Name: Bernissartia ‭(‬from Bernissart‭)‬.
Phonetic: Burn-iss-are-tee-yah.
Named By: Louis Dollo‭ ‬-‭ ‬1883.
Classification: Chordata,‭ ‬Reptilia,‭ ‬Crocodylomorpha,‭ ‬Bernissartiidae.
Species: B.‭ ‬fagesii‭ (‬type‭)‬.
Diet: Carnivore.
Size: 60‭ ‬centimetres long.
Known locations: Belgium,‭ ‬England,‭ ‬Spain,‭ ‬North America.
Time period: Hauterivian/Barremian of the Cretaceous.
Fossil representation: Many specimens,‭ ‬particularly skulls and post cranial remains from Belgium and Spain.

       Although giant crocodiles like Sarcosuchus usually steal the limelight,‭ ‬the little ones such as Bernissartia can prove just as interesting.‭ ‬Aside from being one of the smallest crocodiles in the fossil record,‭ ‬Bernissartia had two distinct types of teeth.‭ ‬The front teeth are sharp and pointed,‭ ‬and are thought to have been for biting into small slippery prey like fish.‭ ‬The rear teeth however are more rounded and blunt,‭ ‬more suitable for crushing prey like shellfish and crustaceans.‭ ‬Some Bernissartia remains have been found in association with the remains of the ornithopod dinosaur Iguanodon,‭ ‬raising the possibility that they may have scavenged the carcass of a dinosaur that had drowned‭ (‬although this is but one explanation‭)‬.

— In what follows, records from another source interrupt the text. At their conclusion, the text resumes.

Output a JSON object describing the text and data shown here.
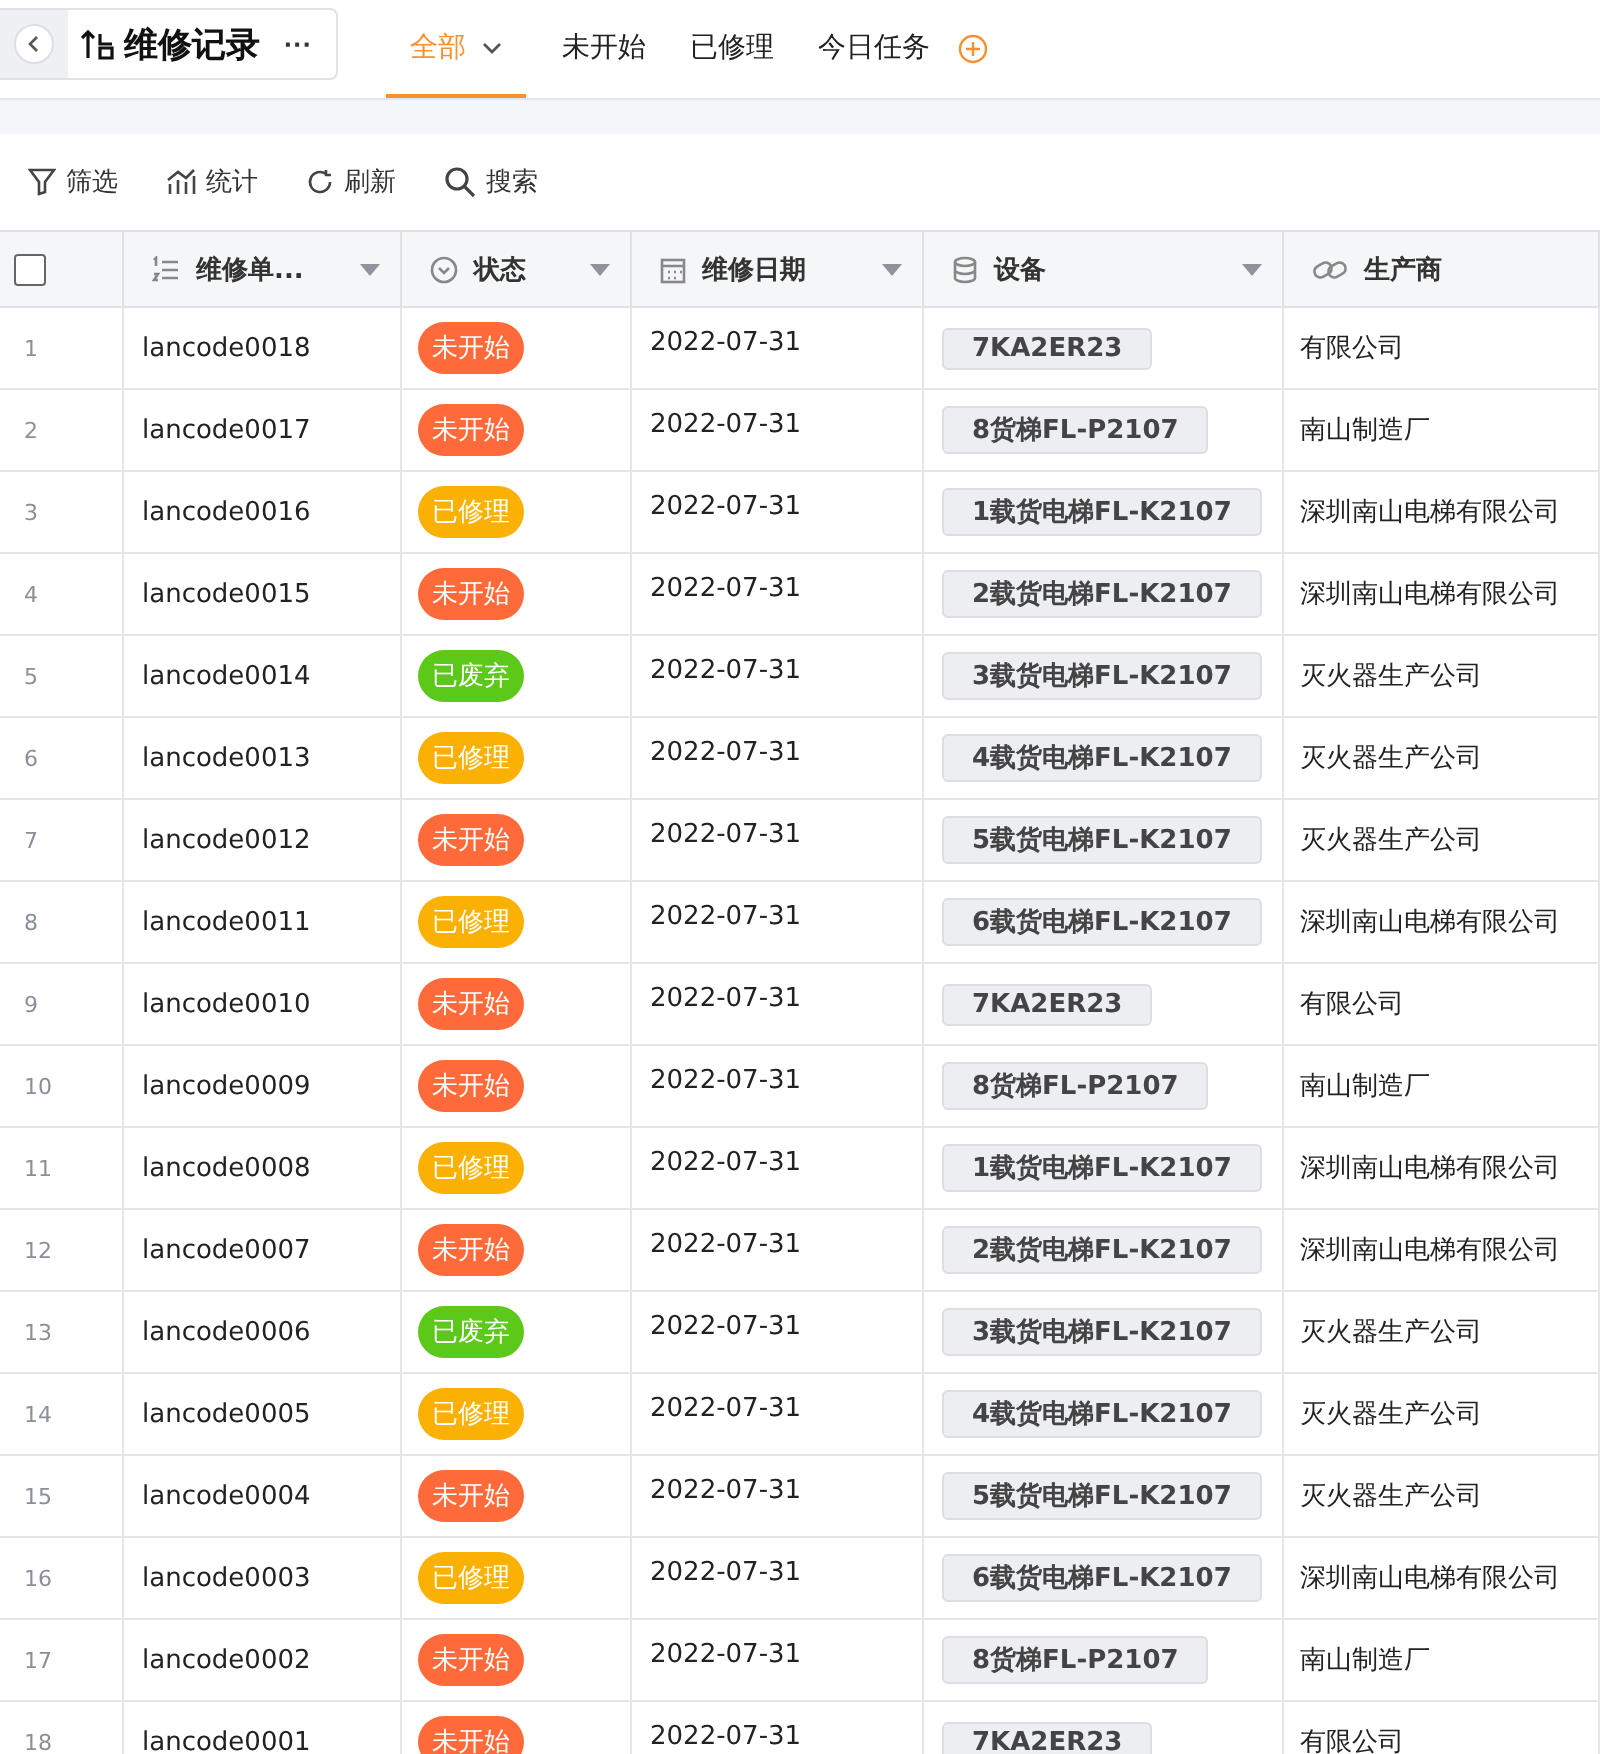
{
  "header": {
    "title": "维修记录",
    "more": "···"
  },
  "view_tabs": [
    {
      "label": "全部",
      "selected": true,
      "has_menu": true
    },
    {
      "label": "未开始",
      "selected": false,
      "has_menu": false
    },
    {
      "label": "已修理",
      "selected": false,
      "has_menu": false
    },
    {
      "label": "今日任务",
      "selected": false,
      "has_menu": false
    }
  ],
  "toolbar": [
    {
      "label": "筛选",
      "kind": "filter"
    },
    {
      "label": "统计",
      "kind": "stats"
    },
    {
      "label": "刷新",
      "kind": "refresh"
    },
    {
      "label": "搜索",
      "kind": "search"
    }
  ],
  "table": {
    "select_all": {
      "checked": false
    },
    "columns": [
      {
        "label": "维修单...",
        "kind": "number",
        "has_menu": true
      },
      {
        "label": "状态",
        "kind": "select",
        "has_menu": true
      },
      {
        "label": "维修日期",
        "kind": "date",
        "has_menu": true
      },
      {
        "label": "设备",
        "kind": "database",
        "has_menu": true
      },
      {
        "label": "生产商",
        "kind": "link",
        "has_menu": false
      }
    ],
    "rows": [
      {
        "index": "1",
        "code": "lancode0018",
        "status": {
          "label": "未开始",
          "color": "#ff6a3a"
        },
        "date": "2022-07-31",
        "device": "7KA2ER23",
        "maker": "有限公司"
      },
      {
        "index": "2",
        "code": "lancode0017",
        "status": {
          "label": "未开始",
          "color": "#ff6a3a"
        },
        "date": "2022-07-31",
        "device": "8货梯FL-P2107",
        "maker": "南山制造厂"
      },
      {
        "index": "3",
        "code": "lancode0016",
        "status": {
          "label": "已修理",
          "color": "#fbb004"
        },
        "date": "2022-07-31",
        "device": "1载货电梯FL-K2107",
        "maker": "深圳南山电梯有限公司"
      },
      {
        "index": "4",
        "code": "lancode0015",
        "status": {
          "label": "未开始",
          "color": "#ff6a3a"
        },
        "date": "2022-07-31",
        "device": "2载货电梯FL-K2107",
        "maker": "深圳南山电梯有限公司"
      },
      {
        "index": "5",
        "code": "lancode0014",
        "status": {
          "label": "已废弃",
          "color": "#5cc91a"
        },
        "date": "2022-07-31",
        "device": "3载货电梯FL-K2107",
        "maker": "灭火器生产公司"
      },
      {
        "index": "6",
        "code": "lancode0013",
        "status": {
          "label": "已修理",
          "color": "#fbb004"
        },
        "date": "2022-07-31",
        "device": "4载货电梯FL-K2107",
        "maker": "灭火器生产公司"
      },
      {
        "index": "7",
        "code": "lancode0012",
        "status": {
          "label": "未开始",
          "color": "#ff6a3a"
        },
        "date": "2022-07-31",
        "device": "5载货电梯FL-K2107",
        "maker": "灭火器生产公司"
      },
      {
        "index": "8",
        "code": "lancode0011",
        "status": {
          "label": "已修理",
          "color": "#fbb004"
        },
        "date": "2022-07-31",
        "device": "6载货电梯FL-K2107",
        "maker": "深圳南山电梯有限公司"
      },
      {
        "index": "9",
        "code": "lancode0010",
        "status": {
          "label": "未开始",
          "color": "#ff6a3a"
        },
        "date": "2022-07-31",
        "device": "7KA2ER23",
        "maker": "有限公司"
      },
      {
        "index": "10",
        "code": "lancode0009",
        "status": {
          "label": "未开始",
          "color": "#ff6a3a"
        },
        "date": "2022-07-31",
        "device": "8货梯FL-P2107",
        "maker": "南山制造厂"
      },
      {
        "index": "11",
        "code": "lancode0008",
        "status": {
          "label": "已修理",
          "color": "#fbb004"
        },
        "date": "2022-07-31",
        "device": "1载货电梯FL-K2107",
        "maker": "深圳南山电梯有限公司"
      },
      {
        "index": "12",
        "code": "lancode0007",
        "status": {
          "label": "未开始",
          "color": "#ff6a3a"
        },
        "date": "2022-07-31",
        "device": "2载货电梯FL-K2107",
        "maker": "深圳南山电梯有限公司"
      },
      {
        "index": "13",
        "code": "lancode0006",
        "status": {
          "label": "已废弃",
          "color": "#5cc91a"
        },
        "date": "2022-07-31",
        "device": "3载货电梯FL-K2107",
        "maker": "灭火器生产公司"
      },
      {
        "index": "14",
        "code": "lancode0005",
        "status": {
          "label": "已修理",
          "color": "#fbb004"
        },
        "date": "2022-07-31",
        "device": "4载货电梯FL-K2107",
        "maker": "灭火器生产公司"
      },
      {
        "index": "15",
        "code": "lancode0004",
        "status": {
          "label": "未开始",
          "color": "#ff6a3a"
        },
        "date": "2022-07-31",
        "device": "5载货电梯FL-K2107",
        "maker": "灭火器生产公司"
      },
      {
        "index": "16",
        "code": "lancode0003",
        "status": {
          "label": "已修理",
          "color": "#fbb004"
        },
        "date": "2022-07-31",
        "device": "6载货电梯FL-K2107",
        "maker": "深圳南山电梯有限公司"
      },
      {
        "index": "17",
        "code": "lancode0002",
        "status": {
          "label": "未开始",
          "color": "#ff6a3a"
        },
        "date": "2022-07-31",
        "device": "8货梯FL-P2107",
        "maker": "南山制造厂"
      },
      {
        "index": "18",
        "code": "lancode0001",
        "status": {
          "label": "未开始",
          "color": "#ff6a3a"
        },
        "date": "2022-07-31",
        "device": "7KA2ER23",
        "maker": "有限公司"
      }
    ]
  }
}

       Bernissartia is usually thought of as inhabiting coastal environments,‭ ‬possibly on the coast itself or in lagoons not far from.‭ ‬As such it is possible that Bernissartia may have behaved like a beach comber,‭ ‬feeding upon available animals when found as well as scavenging the remains of creatures that had washed onto the beach.‭ ‬Higher sea levels during‭ ‬the cretaceous meant that Europe was more of chain of islands surrounded by shallow seas rather than the single landmass we know today,‭ ‬meaning that such coastal environments were amongst the most extensive of the Cretaceous.